Come parte dell’iniziativa per inserire più donne, Codelco e il governo hanno introdotto un programma di formazione attraverso il Servizio Nazionale formazione e impiego (Sence, nella sigla spagnola).

Il programma Mujer Minera (Donne delle miniere) ha già formato 14 donne all’utilizzo delle attrezzature nei processi di estrazione nelle regioni di Arica e del Parinacota, nell’estremo nord del paese al confine con Perù e Bolivia.

“Oltre all’orgoglio di lavorare per il maggior produttore di rame al mondo, molte donne che oggi sono operatori di macchina guadagnano cinque volte quello che guadagnavano con altri lavori”, afferma León.
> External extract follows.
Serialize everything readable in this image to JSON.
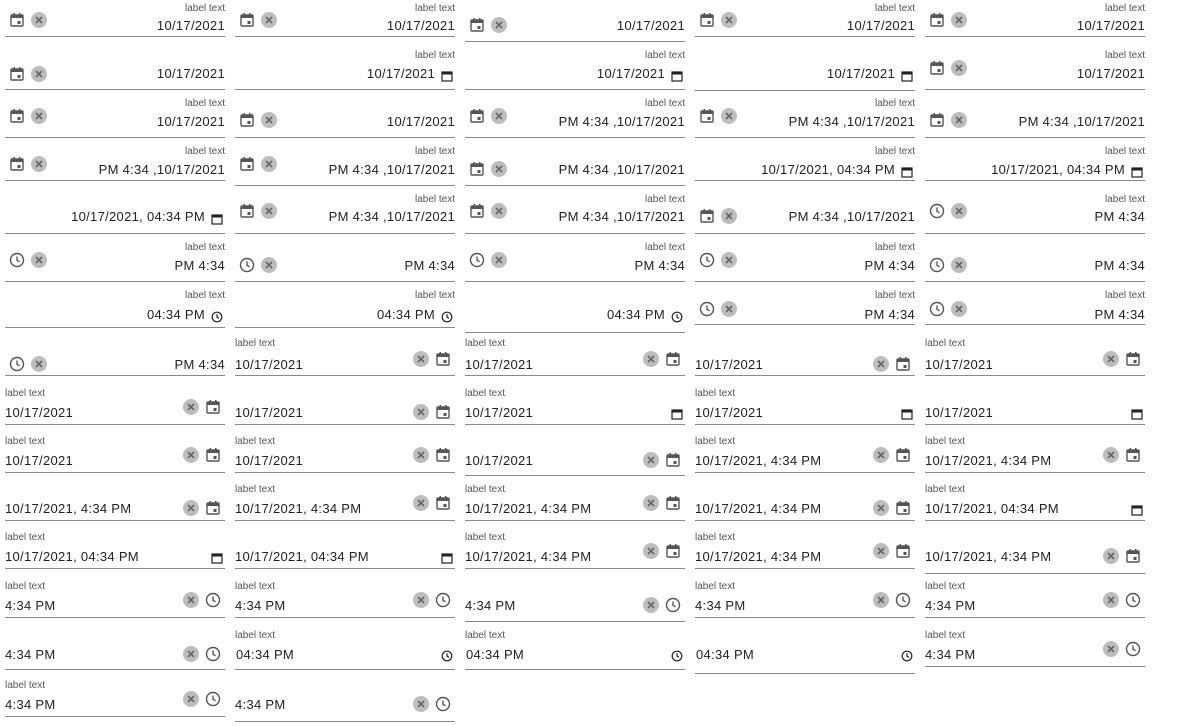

“E gran parte di queste donne - prosegue - sono capofamiglia e crescono i figli con un solo stipendio, e grazie a Codelco possono offrire alle loro famiglie una vita migliore”.

A El Teniente e nelle altre miniere gestite dall’impresa statale si stanno attuando nuove misure per sostenere il lavoro delle donne e il loro ruolo multifunzionale.

“Abbiamo iniziato dagli aspetti di base, come infrastrutture, bagni, spogliatoi e tute da lavoro femminili. Stiamo facendo dei primi piccoli passi, poi passeremo ai più grandi”, ha affermato León.

Ma la cosa fondamentale, aggiunge, è poter incrementare la formazione per generare maggiore offerta. Perché assumere più donne è “un vantaggio per tutti”.(FINE/2013)

Diritti riservati. Articolo liberamente consultabile.